COOC Annual Members Meeting 2003 | The Olive Oil Source

COOC Annual Members Meeting 2003

Source: The Olive Oil Source
April 02, 2003

Bruce Cohn hosted a beautifully catered lunch under the lofty Picholine olive trees at his Glen Ellen Winery March 30.  Members were able to swap this year's oil production stories over neuvo oil donated by attending producers.  The excellent wines and temperate weather was also courtesy BR Cohn.

After the food and socializing President Albert Katz introduced Patricia Darragh as the new Executive director and went over the year's achievements.  The COOC sponsored a booth manned by member producers at its first National Association for the Specialty Food Trade (NASFT) show, gaining exposure to the over 10,000 food retailers who attended.  Many producers have reported follow-up orders and interest. 

The COOC also gave a Sensory Evaluation of Olive Oil class for retailers.  They were challenged to go back to their store shelves, taste the oil on them and then toss out and refuse to carry the 50% of the oils which are of inferior quality. The seminar was such as success that NASFT has invited the COOC to give the seminar at the New York Fancy Food show.

Board members Bruce Golino and Tom Sloan were credited for revising the seal agreement.  It had been noted that a tired tasting oil with a very old (1999) but undated COOC seal was seen being sold at a high discount in Northern California stores.  The seal now carries a date and there are mechanisms for better enforcing the seal agreement.

Albert recognized public relations officer Leslie Newman for recent press releases and Sue Ellery, Patricia and others for their work on the website.  Greg Reisinger and Ridgley Evers have worked on the website and label enforcement issues.

Guest Kimberly Stewart, a food writer, spoke about her recent article in Better Nutrition magazine about fraud in the olive oil industry.  She cited the successful class action suit in the New York Supreme court against Unilever, manufacturer of Bertolli olive oil.  They labeled the oil as "Imported from Italy" when the oil was actually Tunisian, Turkish, or Spanish oil just passing through Italian ports.  She also talked about recent difficulties in detecting olive oils watered down with cheap hazelnut oil.  Because of its similarity spectrographically, it is difficult to detect this type of tampering.  The Middle East press recently reported that Turkey's largest oil producer, LIO, was found guilty of tampering with ship manifests, currently the most common type of fraud occurring. Olive and hazelnut blended oils were shipped to Argentina and Brazil.  Somewhere in mid-Atlantic the blend changed into olive oil.  Click for full article

A heated question and answer period ensued.  President Katz related receiving legal threats against the COOC for exposing questionable practices here in California where oil improperly labeled as from California violated SB 920 which deals with appellation.  COOC legal liaison Tom Sloan clarified the COOC position on these issues.

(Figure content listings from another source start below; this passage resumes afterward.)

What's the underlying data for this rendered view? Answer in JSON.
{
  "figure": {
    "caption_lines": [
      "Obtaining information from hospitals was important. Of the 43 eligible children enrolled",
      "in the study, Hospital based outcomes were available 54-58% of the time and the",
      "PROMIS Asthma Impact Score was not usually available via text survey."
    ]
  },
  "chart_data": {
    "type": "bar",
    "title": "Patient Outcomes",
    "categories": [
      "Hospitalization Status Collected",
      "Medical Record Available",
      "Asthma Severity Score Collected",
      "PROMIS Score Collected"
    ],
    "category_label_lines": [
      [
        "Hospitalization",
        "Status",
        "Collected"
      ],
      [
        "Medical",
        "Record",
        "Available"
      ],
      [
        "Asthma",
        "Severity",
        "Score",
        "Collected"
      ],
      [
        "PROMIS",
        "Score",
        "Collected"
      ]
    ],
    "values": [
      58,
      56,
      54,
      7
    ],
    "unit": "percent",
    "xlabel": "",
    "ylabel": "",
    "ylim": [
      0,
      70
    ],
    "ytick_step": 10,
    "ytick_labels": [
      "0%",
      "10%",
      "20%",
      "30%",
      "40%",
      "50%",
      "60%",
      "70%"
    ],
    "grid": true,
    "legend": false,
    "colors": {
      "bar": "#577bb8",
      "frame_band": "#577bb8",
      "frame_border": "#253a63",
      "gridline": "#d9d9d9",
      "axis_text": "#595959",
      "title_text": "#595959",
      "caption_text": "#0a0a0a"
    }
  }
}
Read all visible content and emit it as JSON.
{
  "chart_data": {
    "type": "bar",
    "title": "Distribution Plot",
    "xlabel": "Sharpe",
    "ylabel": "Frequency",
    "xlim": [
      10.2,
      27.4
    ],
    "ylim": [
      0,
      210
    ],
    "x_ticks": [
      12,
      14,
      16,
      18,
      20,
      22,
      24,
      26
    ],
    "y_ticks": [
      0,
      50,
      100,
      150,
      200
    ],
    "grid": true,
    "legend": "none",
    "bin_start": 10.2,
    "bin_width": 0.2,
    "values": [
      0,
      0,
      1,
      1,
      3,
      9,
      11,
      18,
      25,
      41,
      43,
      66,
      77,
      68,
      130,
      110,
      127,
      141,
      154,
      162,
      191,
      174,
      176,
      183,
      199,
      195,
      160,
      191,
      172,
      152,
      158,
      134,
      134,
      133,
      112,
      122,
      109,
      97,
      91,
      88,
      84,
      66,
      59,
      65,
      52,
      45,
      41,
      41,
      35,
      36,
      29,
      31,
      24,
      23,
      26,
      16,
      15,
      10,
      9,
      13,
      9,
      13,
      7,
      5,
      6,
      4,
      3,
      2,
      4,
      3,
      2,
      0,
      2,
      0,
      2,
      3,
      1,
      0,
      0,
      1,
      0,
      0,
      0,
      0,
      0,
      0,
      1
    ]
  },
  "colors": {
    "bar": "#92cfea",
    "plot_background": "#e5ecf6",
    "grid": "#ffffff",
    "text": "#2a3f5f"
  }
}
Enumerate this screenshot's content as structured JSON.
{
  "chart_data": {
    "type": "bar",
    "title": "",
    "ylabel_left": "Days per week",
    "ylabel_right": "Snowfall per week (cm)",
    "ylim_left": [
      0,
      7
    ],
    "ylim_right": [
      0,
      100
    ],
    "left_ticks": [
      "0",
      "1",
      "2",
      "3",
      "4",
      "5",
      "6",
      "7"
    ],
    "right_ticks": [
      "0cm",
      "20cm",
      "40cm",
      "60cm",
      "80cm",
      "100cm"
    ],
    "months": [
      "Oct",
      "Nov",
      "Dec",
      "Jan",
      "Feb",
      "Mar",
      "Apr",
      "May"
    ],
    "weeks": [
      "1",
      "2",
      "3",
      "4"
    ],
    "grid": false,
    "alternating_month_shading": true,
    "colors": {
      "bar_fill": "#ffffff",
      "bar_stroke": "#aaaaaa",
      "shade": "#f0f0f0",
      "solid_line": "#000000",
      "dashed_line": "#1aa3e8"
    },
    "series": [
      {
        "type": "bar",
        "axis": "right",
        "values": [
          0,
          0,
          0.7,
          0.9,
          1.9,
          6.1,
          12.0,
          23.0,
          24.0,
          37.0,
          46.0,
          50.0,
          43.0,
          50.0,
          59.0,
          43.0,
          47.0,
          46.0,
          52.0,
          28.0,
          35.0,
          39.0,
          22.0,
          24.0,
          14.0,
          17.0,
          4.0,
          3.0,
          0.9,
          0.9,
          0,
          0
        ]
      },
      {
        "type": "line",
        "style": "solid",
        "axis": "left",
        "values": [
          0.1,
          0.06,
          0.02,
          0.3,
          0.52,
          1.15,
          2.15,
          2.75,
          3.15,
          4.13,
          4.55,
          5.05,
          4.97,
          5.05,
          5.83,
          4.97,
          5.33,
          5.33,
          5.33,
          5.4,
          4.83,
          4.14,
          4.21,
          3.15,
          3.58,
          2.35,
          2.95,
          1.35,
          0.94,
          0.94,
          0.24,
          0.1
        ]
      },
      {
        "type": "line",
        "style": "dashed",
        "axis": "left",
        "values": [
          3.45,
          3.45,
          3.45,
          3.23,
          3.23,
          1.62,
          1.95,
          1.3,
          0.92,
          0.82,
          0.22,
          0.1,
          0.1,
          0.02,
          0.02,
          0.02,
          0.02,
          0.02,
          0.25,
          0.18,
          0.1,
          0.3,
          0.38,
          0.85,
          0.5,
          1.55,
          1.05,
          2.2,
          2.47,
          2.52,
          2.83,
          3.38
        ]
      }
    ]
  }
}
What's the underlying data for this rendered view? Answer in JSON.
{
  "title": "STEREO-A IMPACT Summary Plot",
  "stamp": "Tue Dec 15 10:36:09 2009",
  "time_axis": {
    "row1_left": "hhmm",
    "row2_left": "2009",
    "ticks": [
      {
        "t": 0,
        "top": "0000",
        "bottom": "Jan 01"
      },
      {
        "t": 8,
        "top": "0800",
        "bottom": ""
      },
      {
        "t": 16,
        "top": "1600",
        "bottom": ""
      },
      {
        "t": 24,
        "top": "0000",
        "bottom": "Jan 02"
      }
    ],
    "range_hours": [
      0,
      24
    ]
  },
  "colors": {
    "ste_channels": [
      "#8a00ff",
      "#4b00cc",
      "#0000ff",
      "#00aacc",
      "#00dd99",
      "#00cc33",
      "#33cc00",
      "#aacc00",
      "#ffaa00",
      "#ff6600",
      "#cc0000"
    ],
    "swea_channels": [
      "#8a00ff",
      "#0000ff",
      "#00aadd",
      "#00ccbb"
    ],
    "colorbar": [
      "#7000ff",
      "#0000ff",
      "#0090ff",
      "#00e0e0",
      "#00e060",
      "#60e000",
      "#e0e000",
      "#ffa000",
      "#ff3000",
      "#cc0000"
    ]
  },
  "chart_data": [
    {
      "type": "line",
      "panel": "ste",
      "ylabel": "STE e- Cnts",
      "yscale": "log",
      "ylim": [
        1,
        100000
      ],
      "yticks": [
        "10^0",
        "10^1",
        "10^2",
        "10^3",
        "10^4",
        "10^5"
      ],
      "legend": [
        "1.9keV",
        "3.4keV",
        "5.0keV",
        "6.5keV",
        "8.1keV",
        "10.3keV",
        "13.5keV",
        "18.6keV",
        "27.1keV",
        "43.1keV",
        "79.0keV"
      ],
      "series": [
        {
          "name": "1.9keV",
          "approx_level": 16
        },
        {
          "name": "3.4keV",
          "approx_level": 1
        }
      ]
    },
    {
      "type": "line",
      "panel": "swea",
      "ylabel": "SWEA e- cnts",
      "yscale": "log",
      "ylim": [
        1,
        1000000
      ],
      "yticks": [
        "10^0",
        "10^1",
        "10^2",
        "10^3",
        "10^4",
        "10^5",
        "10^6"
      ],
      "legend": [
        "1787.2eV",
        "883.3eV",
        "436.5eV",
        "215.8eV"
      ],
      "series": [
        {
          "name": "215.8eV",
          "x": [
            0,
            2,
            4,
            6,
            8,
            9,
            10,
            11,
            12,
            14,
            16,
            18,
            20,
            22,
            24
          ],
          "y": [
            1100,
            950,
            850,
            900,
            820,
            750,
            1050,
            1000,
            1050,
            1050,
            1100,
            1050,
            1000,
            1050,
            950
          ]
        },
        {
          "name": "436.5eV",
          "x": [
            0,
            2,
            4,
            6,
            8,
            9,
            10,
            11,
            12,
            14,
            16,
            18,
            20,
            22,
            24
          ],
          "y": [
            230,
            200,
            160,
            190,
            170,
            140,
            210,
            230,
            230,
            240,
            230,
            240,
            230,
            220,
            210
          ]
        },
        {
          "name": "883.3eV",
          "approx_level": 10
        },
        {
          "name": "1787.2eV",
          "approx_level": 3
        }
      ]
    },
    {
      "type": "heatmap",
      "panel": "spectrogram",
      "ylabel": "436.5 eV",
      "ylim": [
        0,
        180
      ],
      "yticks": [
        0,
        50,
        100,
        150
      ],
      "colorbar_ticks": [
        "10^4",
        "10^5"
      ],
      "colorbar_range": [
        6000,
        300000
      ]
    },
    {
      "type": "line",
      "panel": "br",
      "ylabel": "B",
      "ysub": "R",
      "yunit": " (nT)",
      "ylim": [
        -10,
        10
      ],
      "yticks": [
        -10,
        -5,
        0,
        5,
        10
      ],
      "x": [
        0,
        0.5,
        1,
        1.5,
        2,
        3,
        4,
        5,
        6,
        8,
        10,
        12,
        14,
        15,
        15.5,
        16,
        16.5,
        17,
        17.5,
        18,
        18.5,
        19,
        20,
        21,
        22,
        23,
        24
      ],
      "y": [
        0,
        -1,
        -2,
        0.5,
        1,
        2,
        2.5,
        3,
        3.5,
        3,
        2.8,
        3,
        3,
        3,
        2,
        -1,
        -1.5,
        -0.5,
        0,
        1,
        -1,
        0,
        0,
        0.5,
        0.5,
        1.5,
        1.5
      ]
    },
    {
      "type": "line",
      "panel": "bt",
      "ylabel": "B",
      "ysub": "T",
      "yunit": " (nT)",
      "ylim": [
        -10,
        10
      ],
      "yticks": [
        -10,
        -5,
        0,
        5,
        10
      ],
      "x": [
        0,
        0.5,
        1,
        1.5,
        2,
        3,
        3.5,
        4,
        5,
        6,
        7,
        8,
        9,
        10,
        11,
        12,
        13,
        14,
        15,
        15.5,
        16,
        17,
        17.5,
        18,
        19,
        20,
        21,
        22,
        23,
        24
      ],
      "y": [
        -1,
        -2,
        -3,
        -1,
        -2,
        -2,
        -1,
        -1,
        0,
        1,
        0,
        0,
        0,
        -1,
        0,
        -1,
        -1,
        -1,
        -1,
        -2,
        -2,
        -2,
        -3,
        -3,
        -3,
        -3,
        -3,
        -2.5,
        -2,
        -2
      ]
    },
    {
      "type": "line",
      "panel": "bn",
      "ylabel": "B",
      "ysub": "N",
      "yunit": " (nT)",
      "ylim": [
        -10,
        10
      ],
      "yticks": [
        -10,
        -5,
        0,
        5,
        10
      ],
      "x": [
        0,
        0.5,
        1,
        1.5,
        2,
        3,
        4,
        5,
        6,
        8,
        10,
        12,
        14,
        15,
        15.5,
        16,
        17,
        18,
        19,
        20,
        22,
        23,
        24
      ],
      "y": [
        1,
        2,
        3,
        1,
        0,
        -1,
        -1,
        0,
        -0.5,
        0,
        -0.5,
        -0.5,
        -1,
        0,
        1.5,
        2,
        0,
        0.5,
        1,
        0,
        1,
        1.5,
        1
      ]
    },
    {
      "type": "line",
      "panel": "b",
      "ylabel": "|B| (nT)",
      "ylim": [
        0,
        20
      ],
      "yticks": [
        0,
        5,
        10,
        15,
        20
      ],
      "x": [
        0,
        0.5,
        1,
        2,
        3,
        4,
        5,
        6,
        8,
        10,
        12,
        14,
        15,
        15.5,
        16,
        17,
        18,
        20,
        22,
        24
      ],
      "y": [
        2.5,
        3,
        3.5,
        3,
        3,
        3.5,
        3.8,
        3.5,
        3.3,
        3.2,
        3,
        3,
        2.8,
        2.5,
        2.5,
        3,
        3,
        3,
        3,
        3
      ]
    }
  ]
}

Seventy oils have been submitted for approval under the COOC seal program, a record number.

U.C extension olive expert Paul Vossen spoke about the olive fly, and plans a "Spanish Experience Day" around June 1 to talk about his year in Cordoba.  He related how the COOC seal program in California mirrors efforts in Europe to create stricter labeling through Italian DOP or Spanish DO initialisms.  He also urged growers to lobby their representatives to keep funding for the extension program during the current state budget shortfall.